Vielfalt wertschätzen statt ausgrenzen

Bezüglich eines konkreten Vorbereitens von Kindern auf Diskriminierungserfahrungen ist Nkechi Madubuko skeptisch: „Von vornherein zu vermitteln, dass man ausgegrenzt werden könnte, halte ich für keine gute Botschaft. Schließlich wollen wir den Kindern ja nicht vermitteln, dass sie in einer Welt leben, die einem feindlich gesinnt ist.“ Vielmehr sollten Erwachsene stets bereit sein, zu differenzieren. „Nur durch den Kontakt mit Menschen, die eine andere Kombination an Merkmalen haben, kann man auch deren Realität erleben und als unglaublich bereichernd wahrnehmen.“ Dass Menschen heutzutage empfänglicher werden für eigene sowie fremde Gefühle und immer mehr lernen, sich in fremde Schicksale hineinzuversetzen und sich mit anderen zu solidarisieren, sind zweifelsohne unverzichtbare Errungenschaften von gleichberechtigten Gesellschaften.
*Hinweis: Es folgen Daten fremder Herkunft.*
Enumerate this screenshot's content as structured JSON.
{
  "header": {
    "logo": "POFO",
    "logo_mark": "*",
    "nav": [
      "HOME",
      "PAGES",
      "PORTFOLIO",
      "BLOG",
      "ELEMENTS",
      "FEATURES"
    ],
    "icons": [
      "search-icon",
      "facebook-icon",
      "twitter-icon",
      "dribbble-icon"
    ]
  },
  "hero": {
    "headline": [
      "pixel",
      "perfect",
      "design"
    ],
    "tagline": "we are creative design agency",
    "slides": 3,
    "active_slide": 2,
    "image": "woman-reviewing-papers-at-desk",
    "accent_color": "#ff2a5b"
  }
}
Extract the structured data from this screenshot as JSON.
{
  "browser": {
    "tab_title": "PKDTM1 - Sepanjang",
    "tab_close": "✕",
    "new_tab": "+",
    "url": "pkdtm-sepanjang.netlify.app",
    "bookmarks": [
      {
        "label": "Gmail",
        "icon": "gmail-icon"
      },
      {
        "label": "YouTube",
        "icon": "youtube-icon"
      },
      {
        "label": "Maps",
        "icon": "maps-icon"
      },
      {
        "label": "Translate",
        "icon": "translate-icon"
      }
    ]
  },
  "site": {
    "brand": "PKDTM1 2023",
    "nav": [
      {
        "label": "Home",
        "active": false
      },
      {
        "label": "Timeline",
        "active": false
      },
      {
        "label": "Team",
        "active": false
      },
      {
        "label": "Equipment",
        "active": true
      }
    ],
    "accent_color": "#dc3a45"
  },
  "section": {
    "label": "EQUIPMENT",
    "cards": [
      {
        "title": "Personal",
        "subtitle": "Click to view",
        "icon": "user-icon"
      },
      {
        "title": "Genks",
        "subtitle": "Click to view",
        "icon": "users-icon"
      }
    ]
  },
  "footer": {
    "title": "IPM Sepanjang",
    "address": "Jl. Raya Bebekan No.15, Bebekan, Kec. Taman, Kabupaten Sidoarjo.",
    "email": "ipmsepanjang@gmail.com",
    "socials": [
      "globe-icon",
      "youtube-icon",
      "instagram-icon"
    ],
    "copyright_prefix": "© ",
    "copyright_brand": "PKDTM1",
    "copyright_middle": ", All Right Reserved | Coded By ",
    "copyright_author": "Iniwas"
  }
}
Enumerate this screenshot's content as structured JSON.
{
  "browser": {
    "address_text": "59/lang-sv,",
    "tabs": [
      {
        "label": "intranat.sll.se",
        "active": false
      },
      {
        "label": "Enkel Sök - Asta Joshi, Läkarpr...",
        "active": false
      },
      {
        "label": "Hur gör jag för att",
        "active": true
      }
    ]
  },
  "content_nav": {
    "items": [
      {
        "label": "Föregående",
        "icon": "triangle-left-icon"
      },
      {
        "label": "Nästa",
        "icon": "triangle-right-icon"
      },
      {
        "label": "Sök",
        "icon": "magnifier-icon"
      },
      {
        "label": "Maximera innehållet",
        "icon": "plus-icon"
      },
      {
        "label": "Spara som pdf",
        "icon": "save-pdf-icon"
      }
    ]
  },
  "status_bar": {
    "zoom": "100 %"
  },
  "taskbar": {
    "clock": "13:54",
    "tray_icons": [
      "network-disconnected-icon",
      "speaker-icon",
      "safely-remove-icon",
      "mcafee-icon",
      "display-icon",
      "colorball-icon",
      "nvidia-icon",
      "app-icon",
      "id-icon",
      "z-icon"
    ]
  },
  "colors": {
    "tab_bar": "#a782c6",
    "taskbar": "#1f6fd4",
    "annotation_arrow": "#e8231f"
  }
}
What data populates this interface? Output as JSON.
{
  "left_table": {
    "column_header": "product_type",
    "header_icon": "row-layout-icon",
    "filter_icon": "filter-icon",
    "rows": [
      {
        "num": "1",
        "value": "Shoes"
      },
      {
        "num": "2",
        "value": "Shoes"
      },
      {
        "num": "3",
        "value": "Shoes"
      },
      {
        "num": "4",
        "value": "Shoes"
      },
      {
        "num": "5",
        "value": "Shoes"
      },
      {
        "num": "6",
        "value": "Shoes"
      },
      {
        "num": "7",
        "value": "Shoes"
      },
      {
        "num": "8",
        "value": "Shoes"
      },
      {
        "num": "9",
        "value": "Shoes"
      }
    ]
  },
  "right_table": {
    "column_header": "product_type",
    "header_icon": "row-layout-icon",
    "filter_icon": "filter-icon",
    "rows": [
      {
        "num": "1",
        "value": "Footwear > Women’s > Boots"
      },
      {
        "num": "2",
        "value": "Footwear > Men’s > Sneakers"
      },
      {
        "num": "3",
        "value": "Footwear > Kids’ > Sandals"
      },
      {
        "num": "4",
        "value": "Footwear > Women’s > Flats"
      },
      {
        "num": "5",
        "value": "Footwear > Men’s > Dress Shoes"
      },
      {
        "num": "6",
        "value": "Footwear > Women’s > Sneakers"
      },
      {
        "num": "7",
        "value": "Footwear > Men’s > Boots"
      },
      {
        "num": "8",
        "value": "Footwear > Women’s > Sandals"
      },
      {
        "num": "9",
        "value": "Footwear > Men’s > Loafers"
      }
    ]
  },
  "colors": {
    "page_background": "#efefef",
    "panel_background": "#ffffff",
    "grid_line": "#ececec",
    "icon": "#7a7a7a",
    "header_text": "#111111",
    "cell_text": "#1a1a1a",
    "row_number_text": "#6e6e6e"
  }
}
In Bezug auf Erziehung müsse man sich laut Nkechi Madubuko darüber im Klaren sein, dass bei Kindern ständig Bewertungsprozesse stattfinden. Allein aufgrund der Tatsache, dass Kinder zum Beispiel zur Mehrheitsgesellschaft gehören, würden Kinder laut der Diversitäts-Expertin ein Gefühl der Macht erfahren. Für diese Situationen empfiehlt Madubuko: „Kinder sollten nicht glauben dürfen, dass sie etwas Besseres sind und sie sollten kein überzogenes Selbstbild für sich beanspruchen.“ Was es dafür braucht? Einmal mehr die Vorbildfunktion empathischer Eltern und Bezugspersonen, die sich solidarisch verhalten und Zivilcourage zeigen.